Mas quando a porta se abre, uma mulher que parece ser sua secretária sai e, ao me ver, começa a gritar.
"O que você está fazendo aqui? Você estava nos espionando?" ela pergunta e vem para me dar um tapa.
O que diabos há de errado com a cabeça dela?
Ficando em Paris eu fiz muitas coisas, mas uma das mais importantes é que aprendi a me defender. Pratiquei artes marciais todos os dias nos últimos cinco anos e agora sou faixa preta.
Então, ao ver como essa mulher tenta me bater, eu prendo a mão dela e a giro imediatamente, fazendo-a gritar de dor.
"O que está acontecendo aqui?" eu de repente ouço meu suposto chefe falar nervosamente.
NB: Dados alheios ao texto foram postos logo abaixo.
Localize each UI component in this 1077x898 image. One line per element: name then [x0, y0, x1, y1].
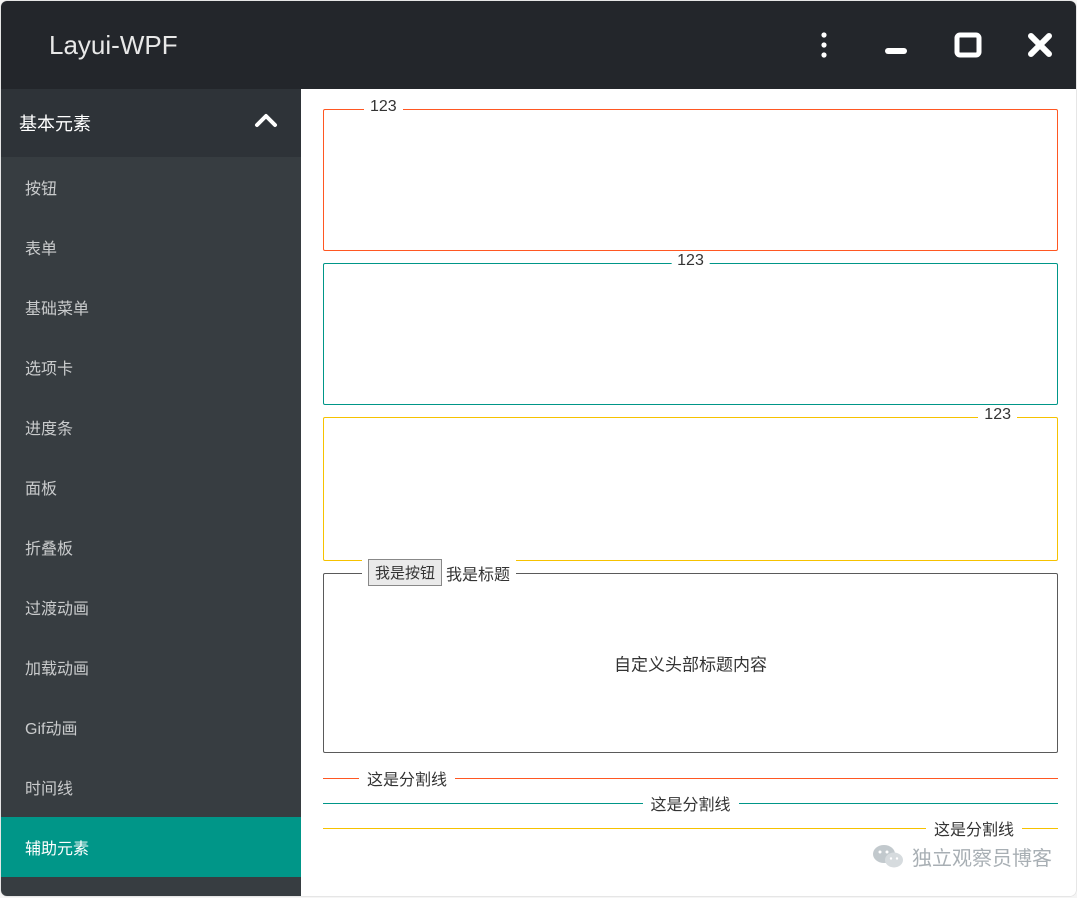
divider-yellow: 这是分割线 [323, 827, 1058, 828]
divider-label: 这是分割线 [359, 766, 455, 790]
sidebar-item-menu[interactable]: 基础菜单 [1, 277, 301, 337]
fieldset-legend: 123 [671, 252, 710, 270]
watermark-text: 独立观察员博客 [912, 842, 1052, 871]
fieldset-green: 123 [323, 263, 1058, 405]
sidebar-item-timeline[interactable]: 时间线 [1, 757, 301, 817]
sidebar-item-collapse[interactable]: 折叠板 [1, 517, 301, 577]
sidebar-item-label: 过渡动画 [25, 595, 89, 619]
menu-button[interactable] [788, 1, 860, 89]
sidebar-item-label: 加载动画 [25, 655, 89, 679]
wechat-icon [872, 840, 904, 872]
sidebar-item-gif[interactable]: Gif动画 [1, 697, 301, 757]
fieldset-yellow: 123 [323, 417, 1058, 561]
fieldset-custom-header: 我是按钮 我是标题 自定义头部标题内容 [323, 573, 1058, 753]
sidebar-item-tab[interactable]: 选项卡 [1, 337, 301, 397]
close-button[interactable] [1004, 1, 1076, 89]
close-icon [1026, 31, 1054, 59]
sidebar-item-loading[interactable]: 加载动画 [1, 637, 301, 697]
titlebar: Layui-WPF [1, 1, 1076, 89]
chevron-up-icon [253, 108, 279, 139]
fieldset-custom-legend: 我是按钮 我是标题 [362, 559, 516, 586]
sidebar-item-label: 时间线 [25, 775, 73, 799]
sidebar-item-label: 选项卡 [25, 355, 73, 379]
legend-title: 我是标题 [446, 561, 510, 585]
sidebar-item-label: 进度条 [25, 415, 73, 439]
sidebar-item-label: Gif动画 [25, 715, 77, 739]
divider-orange: 这是分割线 [323, 777, 1058, 778]
sidebar-item-panel[interactable]: 面板 [1, 457, 301, 517]
app-title: Layui-WPF [49, 30, 178, 61]
minimize-button[interactable] [860, 1, 932, 89]
sidebar-item-label: 按钮 [25, 175, 57, 199]
legend-button[interactable]: 我是按钮 [368, 559, 442, 586]
fieldset-legend: 123 [364, 98, 403, 116]
maximize-icon [953, 30, 983, 60]
sidebar-item-form[interactable]: 表单 [1, 217, 301, 277]
fieldset-legend: 123 [978, 406, 1017, 424]
sidebar-group-label: 基本元素 [19, 110, 91, 136]
sidebar-item-aux[interactable]: 辅助元素 [1, 817, 301, 877]
content-area: 123 123 123 我是按钮 我是标题 自定义头部标题内容 这是分割线 [301, 89, 1076, 896]
sidebar-item-progress[interactable]: 进度条 [1, 397, 301, 457]
sidebar-item-label: 基础菜单 [25, 295, 89, 319]
minimize-icon [881, 30, 911, 60]
divider-label: 这是分割线 [926, 816, 1022, 840]
sidebar-item-label: 表单 [25, 235, 57, 259]
fieldset-orange: 123 [323, 109, 1058, 251]
watermark: 独立观察员博客 [872, 840, 1052, 872]
app-window: Layui-WPF 基本元素 [1, 1, 1076, 896]
sidebar-item-label: 折叠板 [25, 535, 73, 559]
divider-label: 这是分割线 [642, 791, 738, 815]
sidebar-group-basic[interactable]: 基本元素 [1, 89, 301, 157]
sidebar-item-button[interactable]: 按钮 [1, 157, 301, 217]
sidebar-item-transition[interactable]: 过渡动画 [1, 577, 301, 637]
divider-green: 这是分割线 [323, 802, 1058, 803]
sidebar: 基本元素 按钮 表单 基础菜单 选项卡 进度条 面板 折叠板 过渡动画 加载动画… [1, 89, 301, 896]
sidebar-item-label: 面板 [25, 475, 57, 499]
body: 基本元素 按钮 表单 基础菜单 选项卡 进度条 面板 折叠板 过渡动画 加载动画… [1, 89, 1076, 896]
more-vertical-icon [820, 31, 828, 59]
sidebar-item-label: 辅助元素 [25, 835, 89, 859]
fieldset-center-text: 自定义头部标题内容 [614, 651, 767, 676]
maximize-button[interactable] [932, 1, 1004, 89]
"Marcus! Ela quase quebrou meu braço!" grita a mulher.
"Porque ela tentou me bater sem motivo!" eu digo sem olhar para ele, ainda observando essa mulher estúpida.
"Porque ela ficou e nos espionou, Marcus!" ela gritou.
É isso. Acho que vou dar um soco no rosto dela e deixá-la desmaiar.
"EU NÃO FIZ ISSO!" eu digo secamente e olho para o homem que já está ao meu lado e me olha perplexo.
"Quem é você?" Ele pergunta, me olhando confuso.
Ele está brincando comigo? Não, não, não. isso deve ser uma piada.
"Eu sou o novo chefe de design," eu digo, olhando em seus olhos e esperando que ele me diga que eu não tenho nada a fazer em sua empresa.
"E você gosta de escutar atrás das portas das pessoas?" ele me pergunta, olhando diretamente nos meus olhos.
"Não," eu respondo sem medo dele porque eu sei que ele vai me expulsar de qualquer jeito. "Eu não gosto de ficar atrás das portas das pessoas e esperar uma hora quando sou chamada para conversar. E mais do que isso, eu realmente detesto ter que escutar a poluição sonora que a sua estimada namorada produz ao seu lado."
E eu vejo ele quase sorrindo.
"Marcus! Espero que você não mantenha esse palhaço aqui!" a mulher nervosa gritou.
"Você pode ir embora, Vanda," ele diz a ela e olhando para mim, faz sinal para eu entrar.
Há, ele que espere! Eu apenas fico parada e não me movo e ele se vira para mim e pergunta:
"Você é surda?"
"É seguro entrar neste escritório?" eu pergunto a ele "Com certeza eu não vou pegar nenhuma doença sexualmente transmissível?"
E imediatamente ele franze a testa e eu o ouço rosnar.
"Entre no escritório agora!"
Merda! O grande Alfa está na cidade. Sim pessoal, meu chefe é meu ex marido, o Alfa Marcus Casanova.
E ele fica na minha frente com toda a sua maldita glória!